Perubahan kebijakan memicu reaksi segera di pasar aset tradisional dan digital selama pertemuan pertama Kevin Warsh sebagai Ketua Fed. Pasar suku bunga dengan cepat bergerak untuk memperkirakan probabilitas 72% untuk kenaikan suku bunga pada bulan Oktober, sementara peluang kenaikan di bulan Desember melonjak menjadi sekitar 78%. Nada hawkish ini memicu langkah risk-off yang lebih luas yang berdampak pada beberapa kelas aset, mendorong Dow Jones Industrial Average turun 1.01%, S&P 500 turun 1.28%, dan Nasdaq turun 1.45%. Secara bersamaan, imbal hasil Treasury 10-tahun naik menjadi 4.467% dan dolar AS menguat, menambah tekanan turun pada aset berisiko beta tinggi seperti Bitcoin.

Data on-chain dari Glassnode menunjukkan bahwa meskipun pasar sedang stabil, pemulihan struktural penuh belum terwujud. Bitcoin saat ini diperdagangkan sekitar 15% di bawah True Market Mean-nya di $77,200, sebuah metrik yang digunakan Glassnode untuk membedakan pasar bullish struktural dari rezim bearish. Selanjutnya, rasio Market Value to Realized Value untuk pemegang jangka pendek berada di 0.90, menunjukkan bahwa pembeli baru masih sekitar 10% dalam posisi rugi relatif terhadap basis biaya implisit mereka di $72,600. Dinamika ini menciptakan lapisan pasokan overhead yang persisten dari investor yang ingin break even selama reli pasar, sementara metrik aliran modal menunjukkan bahwa Realized Cap jaringan telah menyusut sebesar 1.45% selama 90 hari terakhir.

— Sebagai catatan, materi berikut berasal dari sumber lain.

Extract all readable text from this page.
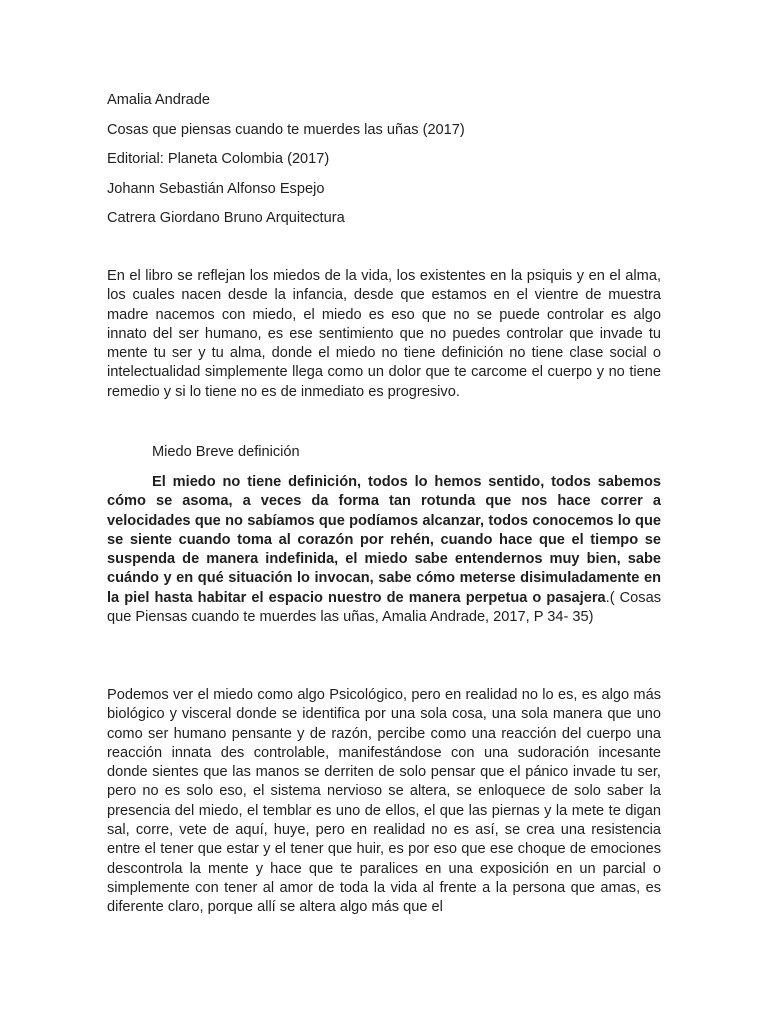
Amalia Andrade

Cosas que piensas cuando te muerdes las uñas (2017)

Editorial: Planeta Colombia (2017)

Johann Sebastián Alfonso Espejo

Catrera Giordano Bruno Arquitectura

En el libro se reflejan los miedos de la vida, los existentes en la psiquis y en el alma, los cuales nacen desde la infancia, desde que estamos en el vientre de muestra madre nacemos con miedo, el miedo es eso que no se puede controlar es algo innato del ser humano, es ese sentimiento que no puedes controlar que invade tu mente tu ser y tu alma, donde el miedo no tiene definición no tiene clase social o intelectualidad simplemente llega como un dolor que te carcome el cuerpo y no tiene remedio y si lo tiene no es de inmediato es progresivo.

Miedo Breve definición

El miedo no tiene definición, todos lo hemos sentido, todos sabemos cómo se asoma, a veces da forma tan rotunda que nos hace correr a velocidades que no sabíamos que podíamos alcanzar, todos conocemos lo que se siente cuando toma al corazón por rehén, cuando hace que el tiempo se suspenda de manera indefinida, el miedo sabe entendernos muy bien, sabe cuándo y en qué situación lo invocan, sabe cómo meterse disimuladamente en la piel hasta habitar el espacio nuestro de manera perpetua o pasajera.( Cosas que Piensas cuando te muerdes las uñas, Amalia Andrade, 2017, P 34- 35)

Podemos ver el miedo como algo Psicológico, pero en realidad no lo es, es algo más biológico y visceral donde se identifica por una sola cosa, una sola manera que uno como ser humano pensante y de razón, percibe como una reacción del cuerpo una reacción innata des controlable, manifestándose con una sudoración incesante donde sientes que las manos se derriten de solo pensar que el pánico invade tu ser, pero no es solo eso, el sistema nervioso se altera, se enloquece de solo saber la presencia del miedo, el temblar es uno de ellos, el que las piernas y la mete te digan sal, corre, vete de aquí, huye, pero en realidad no es así, se crea una resistencia entre el tener que estar y el tener que huir, es por eso que ese choque de emociones descontrola la mente y hace que te paralices en una exposición en un parcial o simplemente con tener al amor de toda la vida al frente a la persona que amas, es diferente claro, porque allí se altera algo más que el
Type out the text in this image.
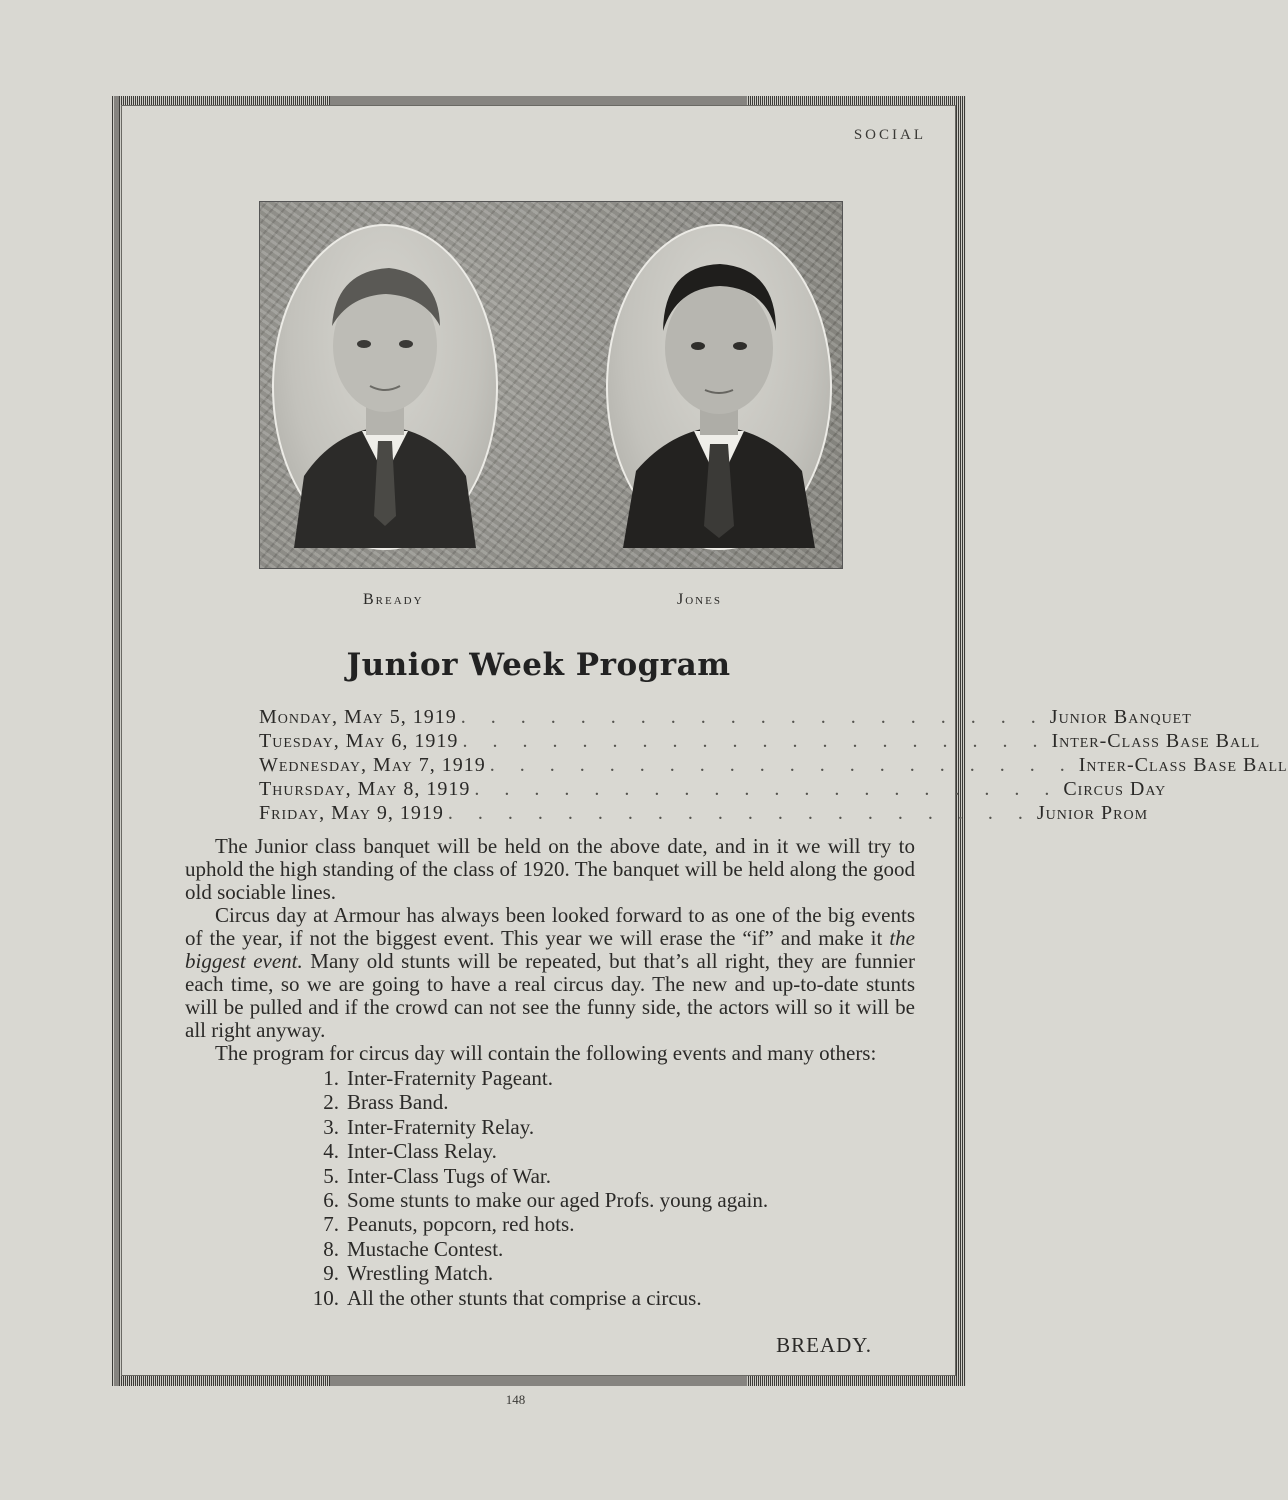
SOCIAL
Bready	Jones
Junior Week Program
Monday, May 5, 1919 . . . . . . . . . . . . . . . . . . . . Junior Banquet
Tuesday, May 6, 1919 . . . . . . . . . . . . . . . . . . . . Inter-Class Base Ball
Wednesday, May 7, 1919 . . . . . . . . . . . . . . . . . . . . Inter-Class Base Ball
Thursday, May 8, 1919 . . . . . . . . . . . . . . . . . . . . Circus Day
Friday, May 9, 1919 . . . . . . . . . . . . . . . . . . . . Junior Prom

The Junior class banquet will be held on the above date, and in it we will try to uphold the high standing of the class of 1920. The banquet will be held along the good old sociable lines.

Circus day at Armour has always been looked forward to as one of the big events of the year, if not the biggest event. This year we will erase the “if” and make it the biggest event. Many old stunts will be repeated, but that’s all right, they are funnier each time, so we are going to have a real circus day. The new and up-to-date stunts will be pulled and if the crowd can not see the funny side, the actors will so it will be all right anyway.

The program for circus day will contain the following events and many others:

1. Inter-Fraternity Pageant.
2. Brass Band.
3. Inter-Fraternity Relay.
4. Inter-Class Relay.
5. Inter-Class Tugs of War.
6. Some stunts to make our aged Profs. young again.
7. Peanuts, popcorn, red hots.
8. Mustache Contest.
9. Wrestling Match.
10. All the other stunts that comprise a circus.
BREADY.
148
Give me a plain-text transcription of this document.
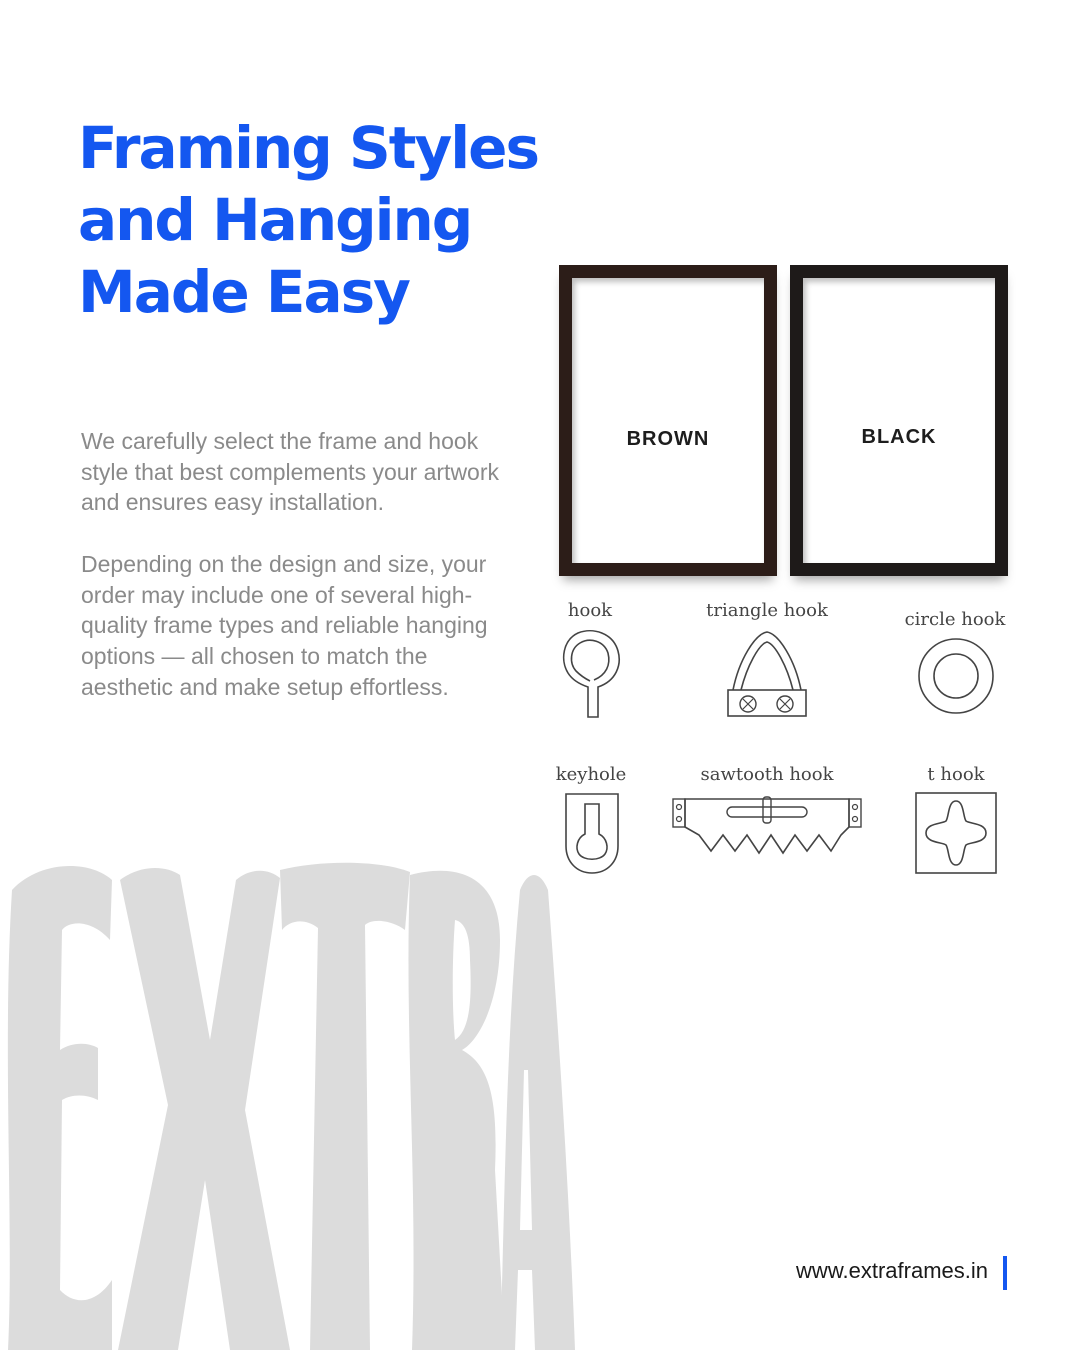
Framing Styles and Hanging Made Easy

We carefully select the frame and hook style that best complements your artwork and ensures easy installation.

Depending on the design and size, your order may include one of several high-quality frame types and reliable hanging options — all chosen to match the aesthetic and make setup effortless.

BROWN	BLACK
hook	triangle hook	circle hook
keyhole	sawtooth hook	t hook
www.extraframes.in
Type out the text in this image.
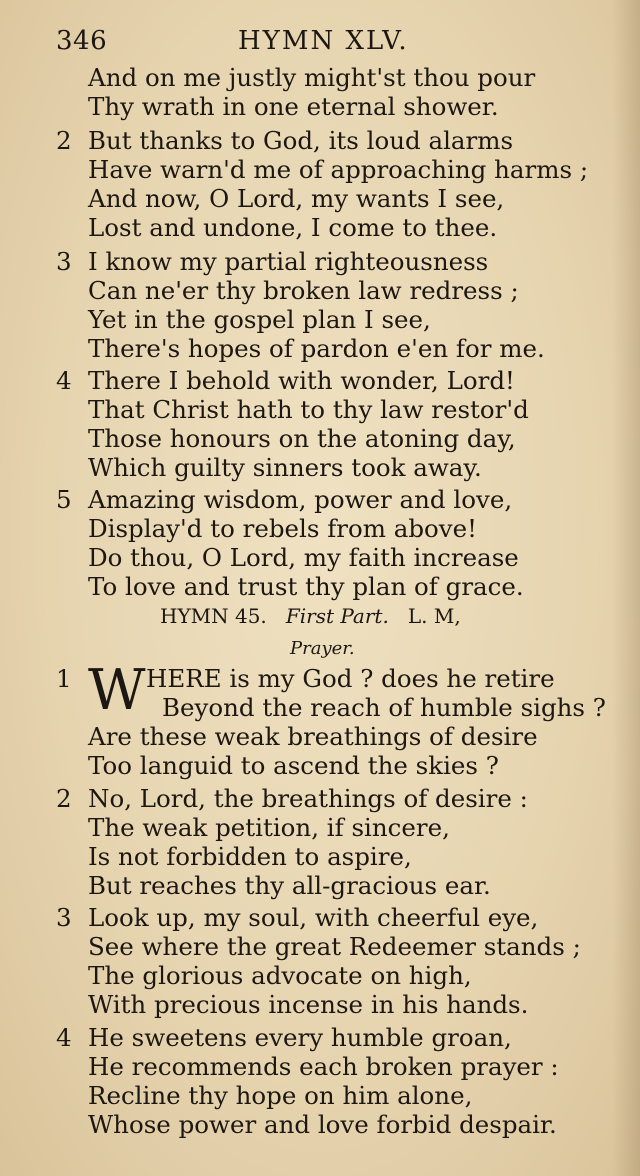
346	HYMN XLV.
And on me justly might'st thou pour
Thy wrath in one eternal shower.
2 But thanks to God, its loud alarms
Have warn'd me of approaching harms ;
And now, O Lord, my wants I see,
Lost and undone, I come to thee.
3 I know my partial righteousness
Can ne'er thy broken law redress ;
Yet in the gospel plan I see,
There's hopes of pardon e'en for me.
4 There I behold with wonder, Lord!
That Christ hath to thy law restor'd
Those honours on the atoning day,
Which guilty sinners took away.
5 Amazing wisdom, power and love,
Display'd to rebels from above!
Do thou, O Lord, my faith increase
To love and trust thy plan of grace.
HYMN 45. First Part. L. M,
Prayer.
1 W HERE is my God ? does he retire
Beyond the reach of humble sighs ?
Are these weak breathings of desire
Too languid to ascend the skies ?
2 No, Lord, the breathings of desire :
The weak petition, if sincere,
Is not forbidden to aspire,
But reaches thy all-gracious ear.
3 Look up, my soul, with cheerful eye,
See where the great Redeemer stands ;
The glorious advocate on high,
With precious incense in his hands.
4 He sweetens every humble groan,
He recommends each broken prayer :
Recline thy hope on him alone,
Whose power and love forbid despair.
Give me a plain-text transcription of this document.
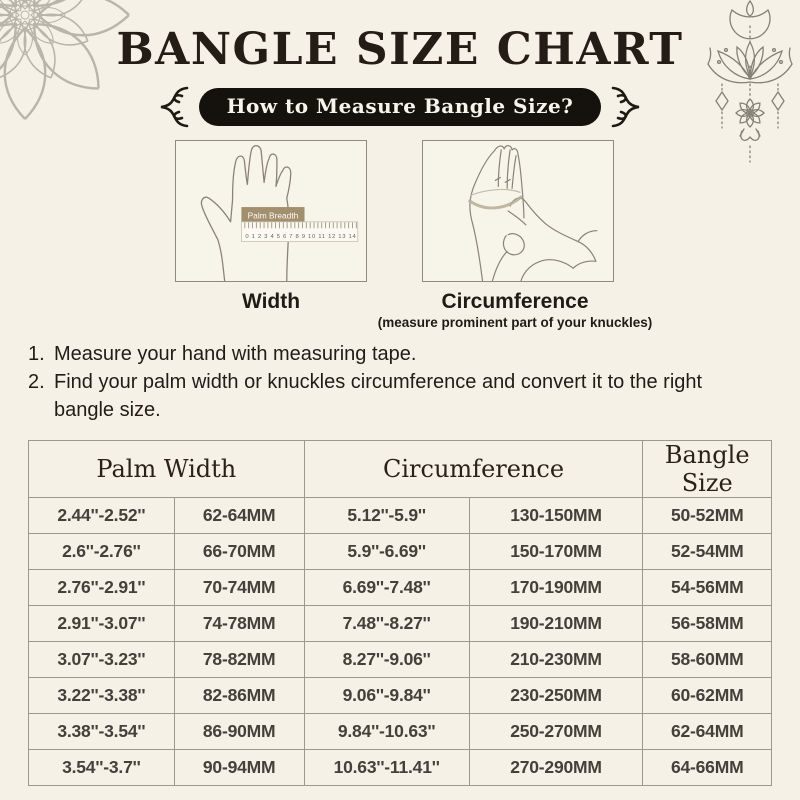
BANGLE SIZE CHART
How to Measure Bangle Size?
Palm Breadth
0 1 2 3 4 5 6 7 8 9 10 11 12 13 14
Width	Circumference
(measure prominent part of your knuckles)
1. Measure your hand with measuring tape.
2. Find your palm width or knuckles circumference and convert it to the right bangle size.
Palm Width		Circumference		Bangle Size
2.44''-2.52''	62-64MM	5.12''-5.9''	130-150MM	50-52MM
2.6''-2.76''	66-70MM	5.9''-6.69''	150-170MM	52-54MM
2.76''-2.91''	70-74MM	6.69''-7.48''	170-190MM	54-56MM
2.91''-3.07''	74-78MM	7.48''-8.27''	190-210MM	56-58MM
3.07''-3.23''	78-82MM	8.27''-9.06''	210-230MM	58-60MM
3.22''-3.38''	82-86MM	9.06''-9.84''	230-250MM	60-62MM
3.38''-3.54''	86-90MM	9.84''-10.63''	250-270MM	62-64MM
3.54''-3.7''	90-94MM	10.63''-11.41''	270-290MM	64-66MM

Meskipun ada hambatan overhead ini, mikrostruktur pasar dasar Bitcoin menunjukkan tanda-tanda perbaikan bertahap. Buku pesanan menunjukkan bahwa likuiditas spot sedang dibangun kembali di sisi bid, yang berarti pembeli pasif sekarang lebih efisien menyerap tekanan jual dibandingkan saat penurunan awal menuju $60,000. Volatilitas pasar opsi telah dinormalisasi, dan tekanan hedging bearish yang terpaksa telah mereda. Ke depan, Bitcoin menghadapi dua jalur yang berbeda: skenario bullish yang didorong oleh meredanya ketakutan kenaikan suku bunga yang mendorong aset melewati basis biaya pemegang jangka pendek $72,600 menuju True Market Mean, atau kelanjutan berhati-hati dari perdagangan dalam kisaran karena pengetatan makroekonomi dan saham teknologi yang bersaing membatasi setiap upside yang segera.